Image by Youssef Kawar/The Jordan Times

5 COMMENTS
  1. https://www.youtube.com/watch?v=RGtiyyqjoVw

    We interviewed 3 of 7 Syrian refugee families whom were abused by the same landlord in Salt, Jordan. This was our third family.

    Human Rights Watch and us interviewed this lady, After our interview, the next day Jordanian Security personnel in plain clothes arrested her son.

    Afterwards, the other 4 remaining refugee families refused to do any interviews with us, after hearing this woman’s son had been arrested.

  2. […] Love Story: Jordanian newlyweds share their wedding with refugeesGreen Prophet, on Sat, 10 Oct 2015 12:56:17 -0700refugee wedding Why blow your wedding bucks on one extravaganza when you can hold two for the same price? Jordanian newlyweds Mutaz Mango and Basma Omar opted to split their celebration, hosting a private party for family and friends and a second … […]

    • Appreciate you comment, Siraj, but the two stories don’t relate. One is about individual action, the other about state policy. The only common thread is that they involve refugees.

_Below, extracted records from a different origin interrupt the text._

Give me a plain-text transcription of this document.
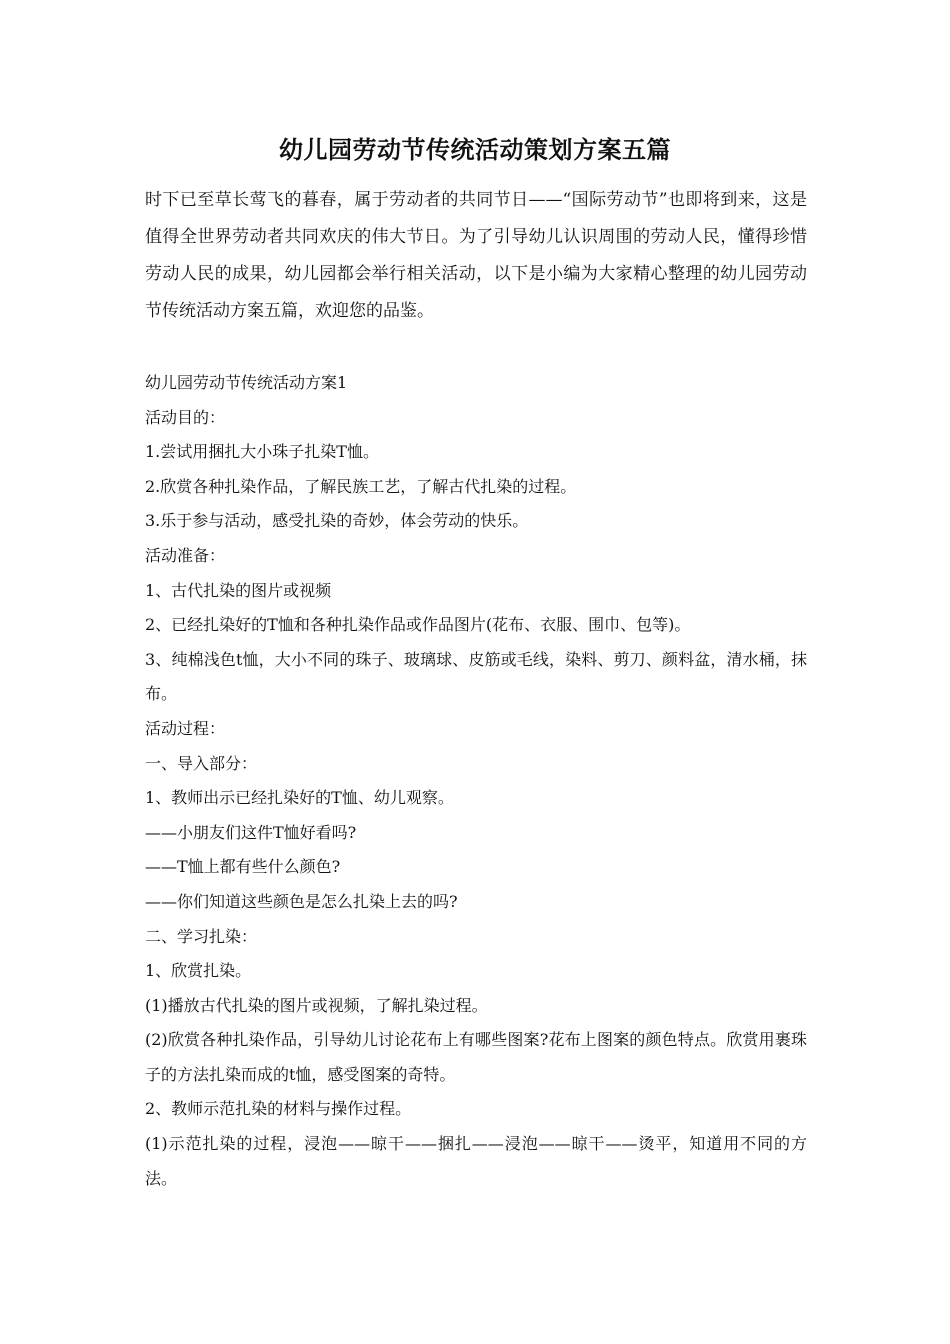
幼儿园劳动节传统活动策划方案五篇

时下已至草长莺飞的暮春，属于劳动者的共同节日——“国际劳动节”也即将到来，这是值得全世界劳动者共同欢庆的伟大节日。为了引导幼儿认识周围的劳动人民，懂得珍惜劳动人民的成果，幼儿园都会举行相关活动，以下是小编为大家精心整理的幼儿园劳动节传统活动方案五篇，欢迎您的品鉴。

幼儿园劳动节传统活动方案1
活动目的：
1.尝试用捆扎大小珠子扎染T恤。
2.欣赏各种扎染作品，了解民族工艺，了解古代扎染的过程。
3.乐于参与活动，感受扎染的奇妙，体会劳动的快乐。
活动准备：
1、古代扎染的图片或视频
2、已经扎染好的T恤和各种扎染作品或作品图片(花布、衣服、围巾、包等)。
3、纯棉浅色t恤，大小不同的珠子、玻璃球、皮筋或毛线，染料、剪刀、颜料盆，清水桶，抹布。
活动过程：
一、导入部分：
1、教师出示已经扎染好的T恤、幼儿观察。
——小朋友们这件T恤好看吗?
——T恤上都有些什么颜色?
——你们知道这些颜色是怎么扎染上去的吗?
二、学习扎染：
1、欣赏扎染。
(1)播放古代扎染的图片或视频，了解扎染过程。
(2)欣赏各种扎染作品，引导幼儿讨论花布上有哪些图案?花布上图案的颜色特点。欣赏用裹珠子的方法扎染而成的t恤，感受图案的奇特。
2、教师示范扎染的材料与操作过程。
(1)示范扎染的过程，浸泡——晾干——捆扎——浸泡——晾干——烫平，知道用不同的方法。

      Individual kindness is not discounted by bureaucracy. It’s not motivated by a desire to right a systematic wrong, but instead to make a positive difference using our own resources. Here in Jordan, and everywhere there are people in need – I believe that every positive gesture deserves to be broadcast in hope that it will inspire others to act in a similar way.

      I (nor the newlyweds in the story) can’t explain or condone government policy on deportation. We just do what we can to help those we can, now.

      • If you peruse the video, the ‘individual efforts’ were mine and other American expats (I’m sure you weren’t trying to dehumanize us in any fashion but thought I emphasize that very gossamer point) , attempting to help this widow with orphans, but being turned down at every door we knocked upon. I think that’s much more significant and admirable to answer the cries of a widow and succor the stomachs of orphans made such a mistake in policy, by individuals, than feeding them left overs.

        Additionally, I feel it is a erroneous fallacy to completely dehumanize bureacracy. As my father always stated verbatum, “there are good and bad people in every government.” And so far, I have discovered it a dictum. Paper pushers and pencil sharpeners at desks have – throughout my career- made decisions based upon human determinants. So I have to state that creating a Manichaean false divide between bureacrats and the very people their policies affect, is indeed wrong.

        Finally, I find it very disturbing the tacit message in your reply. We care about feeding refugees, but sorry if their families are ripped apart by our governments. That’s kind of disgusting.

        Sounds like you are glamorizing left overs in exchange for the fundamental value of the rights of these humans we categorize as an inhuman refugee neologism. Don’t approve. They don’t need leftovers. They need their families back and jobs and security and rights.

        I find anyone striving to help in the latter more deserving of being lauded and praised, than rich snobs who intend to augment their own character via donating left overs scraps from their table of food. Sorry. Just being honest.